You think I dont care? That has to be a joke,
The smile I wear is a thin threadbare cloak,
Covering the pain dwelling inside,
I thought you of all people would see the hurt I hide.
I am sure my next words will be hard to believe,
A happy ending for us both is what I'm trying to achieve,
I know we were sure that meant us forever,
Now I see to find peace we must sever.
We will never find happiness with pain and doubt
Clouding our hearts, we both must choose a different route,
I tell everyone we know that I am great,
But distance between us I honestly hate.
I break down when finding myself alone,
I swear I feel your absence weigh down each bone,
The tears shed in solitude, if only you knew,
You can't see but that doesn't mean I'm not crying too.
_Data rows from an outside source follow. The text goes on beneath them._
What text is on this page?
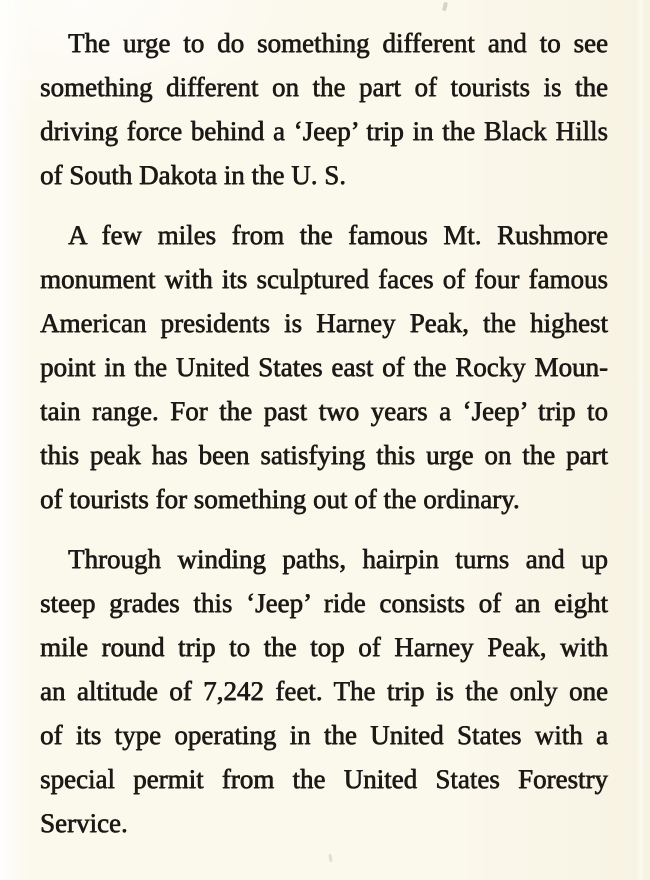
The urge to do something different and to see
something different on the part of tourists is the
driving force behind a ‘Jeep’ trip in the Black Hills
of South Dakota in the U. S.
A few miles from the famous Mt. Rushmore
monument with its sculptured faces of four famous
American presidents is Harney Peak, the highest
point in the United States east of the Rocky Moun-
tain range. For the past two years a ‘Jeep’ trip to
this peak has been satisfying this urge on the part
of tourists for something out of the ordinary.
Through winding paths, hairpin turns and up
steep grades this ‘Jeep’ ride consists of an eight
mile round trip to the top of Harney Peak, with
an altitude of 7,242 feet. The trip is the only one
of its type operating in the United States with a
special permit from the United States Forestry
Service.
I hold it in until no one is around,
Then sob and scream; throw my fists on the ground,
I collect myself, in public act like nothing is wrong,
Crumbling underneath a surface that is strong.
It is for you I perform a show,
Pretend I am content so you will not know,
How difficult it is for me to tell you goodbye,
How much it hurts when you don't reply.
You can't supply the one thing I need,
You are destined to lie, make my heart bleed.
No matter the strength of love we feel,
For eachother, the way to heal,
Is move forward separately, gracefully part,
Leave past love behind though it cripples my heart.
I laugh so you won't see the agony below,
The best thing for our two lives is for me to let you go.